Searching Open XML documents
Searching documents for text strings is a common task in many type of applications. And there are many possible variations on this simple concept: whether to search the body of the document or its metadata, whether to restrict your search to specific document types or document sections, and so on. At its core, however, all of these search scenarios have the same basic objective: iterate through all nodes of a particular type, and check whether those nodes contain the string we're looking for.
To get a feel for how this might be accomplished in the world of Open XML documents, let's take a look at a specific example: searching for text within the body of a wordprocessingml document. We'll build a simple WinForm application where you can select a folder and specify a search string, and then it will scan through all the DOCX documents in that folder (and its sub-folder), and display a list of matches found.
In this example, we'll only be searching the main document part, and we'll only be looking at the t (text) nodes. Note that this simplicity is in part a result of the design of the file formats. For example, we don't have to think about whether we're looking at deleted text that's still in the document (because Track Changes is turned on, say), because that text is stored in a special node to distinguish it from the actual text of the document. And since the text nodes only contain text and nothing else (no formatting information, for example), we can simply check whether our search string occurs in the value of a text node, and if it does then this document is a "hit" for our search.
One final note before we get started: this is not a sample of industrial-strength best-practices code. I've left out lots of error-checking you'd probably want to do, and I've even included explicit references to namespace prefixes and other things you'd never do in production code. The goal here is simply to illustrate how to search text in Open XML documents, as simply and clearly as possible.
Program Structure
The sample application (source code attached) includes some basic code for selecting a folder, enabling double-click to launch a hit from the hit list, enabling the OK button when appropriate, and so on. But the heart of the matter, the actual search functionality, is in the SearchFiles() and SearchDocx() methods.
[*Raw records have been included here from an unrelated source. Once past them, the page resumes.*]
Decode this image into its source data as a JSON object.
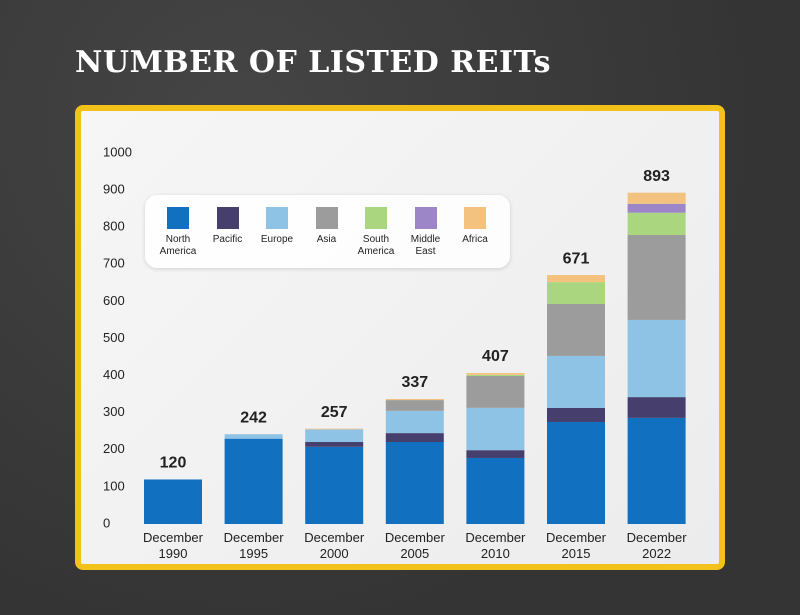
{
  "chart_data": {
    "type": "stacked_bar",
    "title": "NUMBER OF LISTED REITs",
    "categories": [
      "December 1990",
      "December 1995",
      "December 2000",
      "December 2005",
      "December 2010",
      "December 2015",
      "December 2022"
    ],
    "series": [
      {
        "name": "North America",
        "color": "#1170bf",
        "values": [
          120,
          230,
          208,
          221,
          178,
          275,
          286
        ]
      },
      {
        "name": "Pacific",
        "color": "#463f6e",
        "values": [
          0,
          0,
          13,
          24,
          21,
          38,
          56
        ]
      },
      {
        "name": "Europe",
        "color": "#8fc3e6",
        "values": [
          0,
          12,
          34,
          60,
          114,
          140,
          208
        ]
      },
      {
        "name": "Asia",
        "color": "#9c9c9c",
        "values": [
          0,
          0,
          0,
          29,
          86,
          140,
          229
        ]
      },
      {
        "name": "South America",
        "color": "#a9d67f",
        "values": [
          0,
          0,
          0,
          0,
          3,
          59,
          60
        ]
      },
      {
        "name": "Middle East",
        "color": "#9c86c8",
        "values": [
          0,
          0,
          0,
          0,
          0,
          0,
          24
        ]
      },
      {
        "name": "Africa",
        "color": "#f3c27e",
        "values": [
          0,
          0,
          2,
          3,
          5,
          19,
          30
        ]
      }
    ],
    "totals": [
      120,
      242,
      257,
      337,
      407,
      671,
      893
    ],
    "ylim": [
      0,
      1000
    ],
    "yticks": [
      0,
      100,
      200,
      300,
      400,
      500,
      600,
      700,
      800,
      900,
      1000
    ],
    "grid": false
  }
}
SearchFiles() is a recursive method that searches all of the files in a specified folder (passed as a DirInfo object) for a specified string of text. For any sub-folders contained within the search folder, SearchFiles calls itself recursively to drill down to whatever depth is required to search every DOCX file under the specified folder. Add some code to trap access-denied errors for some folders (as you'll need when searching your entire C: drive under Vista), and our SearchFiles() method looks like this:
Searching a document
SearchDocx() is where we search a specific DOCX file. It's based on the HowToGetToDocPart.CS code snippet that comes with the Visual Studio code snippets for Open XML development. This particular snippet shows how to get the document start part, and in our sample app that part is named StartPart. Here's the code that takes that part and searches it for the text string (searchFor) that we're looking for:
This code is extremely simple, and it also runs very fast. Here are a few things to note about what's going on:
- We're using the XmlReader class here, instead of the DOM approach using XmlDocument. The DOM is much more flexible and gives you random-access read/write capability anywhere in the document, but loading an entire document into an XmlDocument adds a lot of overhead. Use XmlDocument when you need the flexibility it provides, and use XmlReader when your needs are simple and you're optimizing performance.
- We're not instantiating an XmlTextReader directly -- instead, we're using the XmlReader.Create() method, which creates an XmlTextReader for us. This is the preferred approach for .NET 2.0 and above, and the use of this factory pattern shields you from the internal implementation details and also enables some internal optimizations that have made XML readers extremely fast under .NET 2.0 and above.
- Note that we're doing a lower-case match -- the searchFor parameter was already converted to lower case outside this loop, so that makes the search case-insensitive.
- We're referring to the desired node as "w:t", but using an explicit namespace prefix like this is not recommended practice. (More on this topic below.)
Variations for other document types
This sample searches word-processing documents, but a similar approach can also be used for spreadsheets and presentations. Let's look at how how this code would differ if we were searching spreadsheets or presentations instead of word-processing documents.
For spreadsheets, there are two types of text that need to be searched: inline strings and shared strings. For inline strings, we would iterate through the worksheet relationships, searching the t nodes that occur inside "is" (inline string) nodes. For shared strings, we would search the shared-strings part for the t nodes inside "si" nodes.
For presentations, all text is contained in t (text) nodes in the slide parts. Note that these t nodes are in the drawingml namespace, as opposed to the wordprocessingml namespace. PowerPoint uses an "a" prefix for drawingml, so it writes these nodes out as "a:t" instead of "w:t" as used by Word, but you should never count on namespace prefixes because they can change. For example, you could create a perfectly valid wordprocessingml document that uses the "z" prefix instead of "w" for the wordprocessingml namespace.
The details of managing namespaces are outside the scope of this post, but Wouter Van Vugt has covered some of the details on his blog. One thing you'll find saves some time and hassle is to use an all-in-one schema file with the XmlSchemaSet class to avoid circular-reference issues, as Wouter explains here. I'm going to implement that in this sample app, along with some of the variations mentioned above, and will post an updated version after those changes are done.